Making the Point: Delivering Powerful Communion Meditations

1communion4_JNBy Andy Heisler

Preparing a three-minute Communion meditation has challenges that are unique from crafting a 30-minute sermon or Bible lesson. A sermon speaker or lesson teacher is able to follow the arc of a story, and take time to unpack the meaning of a text. A meditation presenter, on the other hand, has only a few critical moments to engage the congregation and lead them to the foot of the cross. Preparation is critical to crafting a Communion message that hits the mark. Consider the following suggestions:

Make the Point
Being clever or creative is not of greatest importance, and can become a distraction in the short time you have to share. Consider whether an illustration or story will distract from, or lead toward, the ultimate point. Be sure that what you share quickly moves to a clear and compelling message of the cross. The remembrance of Christ’s body and blood will never be stale or lacking in power. As Paul indicated, things of great importance are worth repeating (Philippians 3:1).

Make It Simple
If your church is growing and reaching out, you will be speaking to people of many faith stages.

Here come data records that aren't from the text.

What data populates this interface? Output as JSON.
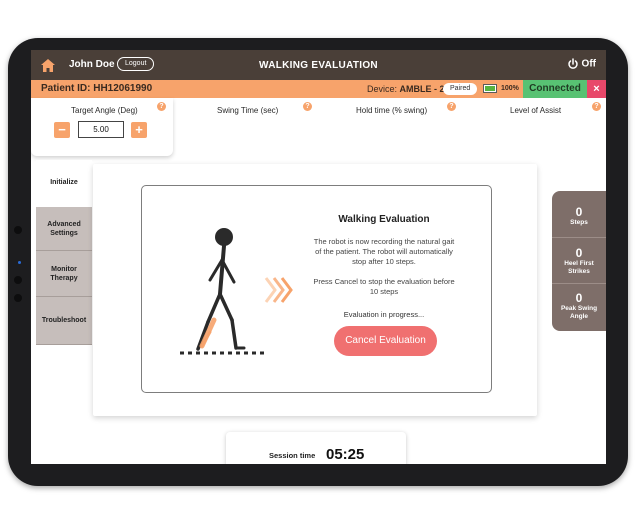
{
  "nav": {
    "user_name": "John Doe",
    "logout_label": "Logout",
    "title": "WALKING EVALUATION",
    "off_label": "Off"
  },
  "patient_bar": {
    "patient_id": "Patient ID: HH12061990",
    "device_label": "Device:",
    "device_name": "AMBLE - 21",
    "paired_label": "Paired",
    "battery_percent": "100%",
    "battery_level": 1.0,
    "connected_label": "Connected",
    "close_label": "×"
  },
  "params": {
    "target_angle_label": "Target Angle (Deg)",
    "target_angle_value": "5.00",
    "decrement_label": "−",
    "increment_label": "+",
    "swing_time_label": "Swing Time (sec)",
    "hold_time_label": "Hold time (% swing)",
    "level_assist_label": "Level of Assist",
    "help_glyph": "?"
  },
  "side_tabs": {
    "initialize": "Initialize",
    "advanced": "Advanced Settings",
    "monitor": "Monitor Therapy",
    "troubleshoot": "Troubleshoot"
  },
  "modal": {
    "title": "Walking Evaluation",
    "description": "The robot is now recording the natural gait of the patient. The robot will automatically stop after 10 steps.",
    "cancel_instruction": "Press Cancel to stop the evaluation before 10 steps",
    "progress": "Evaluation in progress...",
    "cancel_button": "Cancel Evaluation"
  },
  "stats": [
    {
      "value": "0",
      "label": "Steps"
    },
    {
      "value": "0",
      "label": "Heel First Strikes"
    },
    {
      "value": "0",
      "label": "Peak Swing Angle"
    }
  ],
  "session": {
    "label": "Session time",
    "value": "05:25"
  },
  "colors": {
    "accent": "#f7a36b",
    "nav_bg": "#4a3f38",
    "connected": "#58c273",
    "close": "#e8486a",
    "cancel_button": "#f07070",
    "stats_bg": "#7e6e69"
  },
  "icons": [
    "home-icon",
    "power-icon",
    "battery-icon",
    "help-icon",
    "walking-figure-icon",
    "chevron-arrows-icon"
  ]
}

Consider the terminology and illustrations you use. Don’t assume your hearers understand theological terms. If you are sharing a less common concept, frame it in a way that helps those who are newer in the faith understand its meaning and impact. The message of the cross should be kept simple and accessible (1 Corinthians 15:3, 4).

Make Every Word Count
Write your meditation in manuscript form, then read and speak through it multiple times. Could concepts be stated more clearly? Could sentences be constructed more concisely? As you hone the meditation, your familiarity with it will increase so you will not be overly tied to your notes when you deliver it.

Make It Personal
Remember to speak as one who has been personally delivered by the message you are sharing. Speak with the passion and amazement of one who has experienced the power of the cross firsthand. By your example, you invite others to revisit their own conversion.

Andy Heisler serves as discipleship minister with Newberg (Oregon) Christian Church.